Chiuse la porta, assumendo un'espressione sconcertata e incredula. Non vedeva Cole da ben tre anni, mai una chiamata, mai un sms, nulla. Era venuto a conoscenza del fatto che fosse ritornato altre volte, ma guardacaso, era sempre una mattina settimanale. E lui era a scuola.

Ma soprattutto, perché nessuno lo aveva avvisato?! D'accordo, magari l'argomento "Cole" era stato un taboo tra quelle mura imposto silenziosamente, ma non aveva senso visto che quando era tornato a fare visita ai loro genitori, questi ultimi lo avevano accolto a braccia aperte.

Come se non fosse successo nulla.

Asher scosse la testa.

Perché aveva deciso di rifarsi vivo anche alla persona che più odiava al mondo?

                                                                                ๗•๗

La cucina non era mai stata tanto silenziosa come in quel momento, si sentiva solo il rumore delle posate sui piatti, e la televisione in sottofondo.

Asher, seduto tra la madre e il padre, in posizione opposta rispetto a Cole, aveva lo sguardo fisso sulle proprie mani, ed era sicuro che il motivo di tutto quel non-chiacchierare era proprio lui. Perché, a rigor di logica, se i loro precedenti incontri erano andati tutti così, Cole non si sarebbe fatto rivedere mai più.

Virginie, sua madre, si asciugò le labbra con il tovagliolo, prima di riportarlo sulle gambe - era esageratamente fissata con il galateo -e solo dopo iniziò a parlare.

"Asher, c'è qualcosa che dobbiamo dirti."

Il ragazzo, sentendo nominare il proprio nome, alzò la testa verso la propria interlocutrice, ma il modo in cui suo padre distolse lo sguardo non gli sfuggì.
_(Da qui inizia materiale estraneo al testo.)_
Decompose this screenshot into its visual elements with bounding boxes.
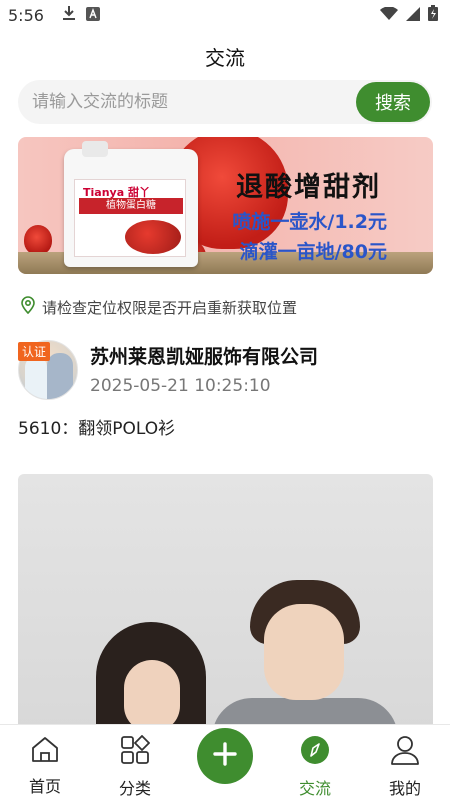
location-note-text: 请检查定位权限是否开启重新获取位置 (42, 298, 298, 317)
product-name: 植物蛋白糖 (79, 198, 183, 214)
tab-home[interactable]: 首页 (0, 725, 90, 800)
banner-headline: 退酸增甜剂 (236, 172, 381, 203)
status-bar: 5:56 (0, 0, 450, 30)
tab-home-label: 首页 (28, 777, 61, 796)
signal-icon (406, 6, 420, 25)
post-title[interactable]: 5610：翻领POLO衫 (18, 414, 175, 439)
search-bar: 搜索 (18, 80, 432, 124)
category-icon (120, 734, 151, 769)
location-note[interactable]: 请检查定位权限是否开启重新获取位置 (20, 296, 297, 318)
page-header: 交流 (0, 30, 450, 82)
post-image[interactable] (18, 474, 433, 734)
banner-line-2: 滴灌一亩地/80元 (239, 241, 387, 263)
banner-line-1: 喷施一壶水/1.2元 (232, 211, 387, 233)
compass-icon (300, 735, 330, 769)
location-pin-icon (20, 296, 36, 318)
home-icon (30, 735, 60, 767)
search-input[interactable] (18, 80, 356, 124)
plus-icon (212, 741, 238, 771)
download-icon (62, 5, 76, 25)
company-name[interactable]: 苏州莱恩凯娅服饰有限公司 (90, 342, 318, 369)
strawberry-image (24, 225, 52, 255)
post-time: 2025-05-21 10:25:10 (90, 376, 271, 396)
add-post-button[interactable] (197, 728, 253, 784)
page-title: 交流 (205, 45, 245, 70)
promo-banner[interactable]: Tianya 甜丫 植物蛋白糖 退酸增甜剂 喷施一壶水/1.2元 滴灌一亩地/8… (18, 137, 433, 274)
search-button[interactable]: 搜索 (356, 82, 430, 122)
wifi-icon (380, 5, 398, 25)
battery-icon (428, 5, 438, 25)
tab-category-label: 分类 (118, 779, 151, 798)
tab-profile-label: 我的 (388, 779, 421, 798)
tab-community-label: 交流 (298, 779, 331, 798)
user-icon (390, 735, 420, 769)
tab-profile[interactable]: 我的 (360, 725, 450, 800)
verified-badge: 认证 (18, 342, 51, 361)
status-time: 5:56 (8, 5, 44, 25)
tab-community[interactable]: 交流 (270, 725, 360, 800)
tab-category[interactable]: 分类 (90, 725, 180, 800)
product-jug-image: Tianya 甜丫 植物蛋白糖 (64, 141, 198, 267)
notification-a-icon (85, 6, 100, 25)
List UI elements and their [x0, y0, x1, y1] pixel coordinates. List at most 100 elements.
"Ecco, l'importante è non preoccuparti, okay? Non cambierà nulla." Un sorriso velato e triste allo stesso tempo si dipinse sulle sue labbra.

Asher sentì il proprio ritmo cardiaco accelerare, iniziando a preoccuparsi.

"Mamma, che succede?"

"Ho fatto delle visite mediche, qualche mese fa. C'erano dei valori che non convincevano i medici, così ho fatto visite più approfondite e... Ho il tumore allo stomaco, Asher."

Asher rimase pietrificato. Era uno scherzo, vero? Però sua madre non avrebbe mai scherzato su una cosa del genere.

Balbettando, parlò:

"N-non c'è niente che si p-possa fare?" Chiese con un filo di voce, un macigno a schiacciargli la gola, e soprattutto il cuore.

Conosceva le cure per quel tipo di malattia, le aveva anche studiate per un'interrogazione, ma al momento il suo cervello era andato in blackout, e non aveva nemmeno ancora compreso bene la situazione.

"Tuo padre si è informato, dicono ci sia una clinica specializzata con cure all'avanguardia in America, e sai quant'è lontano."

"Ma ci andrai, vero?" Domandò, speranzoso.

Non riusciva più nemmeno a vederla, a causa delle lacrime che stavano iniziando a raccogliersi, pesando sempre di più.

"Sì. Il problema è che..." Prese un respiro profondo, prima di continuare: "La cura che dovrei seguire è molto lunga, e in base ai risultati ottenuti, potrebbe andare avanti per molto più tempo di quello previsto. Possono essere sei mesi, come può essere un anno e mezzo. E non posso lasciarti qui da solo per tutto questo tempo, anche se ci sono i nonni, sono comunque persone d'altri tempi. Quindi Cole si è offerto di ospitarti e sarei molto felice se tu accettassi."

Altrimenti? Non sarebbero partiti?

Tutto questo non stava accadendo veramente, era solo un brutto sogno, presto si sarebbe svegliato e sarebbe svanito tutto, no?

Ashersi alzò, lo stomaco troppo sotto sopra, ignorando la carezza di conforto della donna, che non appena lo vide correre via, gli urlò di fermarsi.

Scappò in bagno, dove rigettò anche l'anima, mentre le lacrime continuavano a rigargli le guance.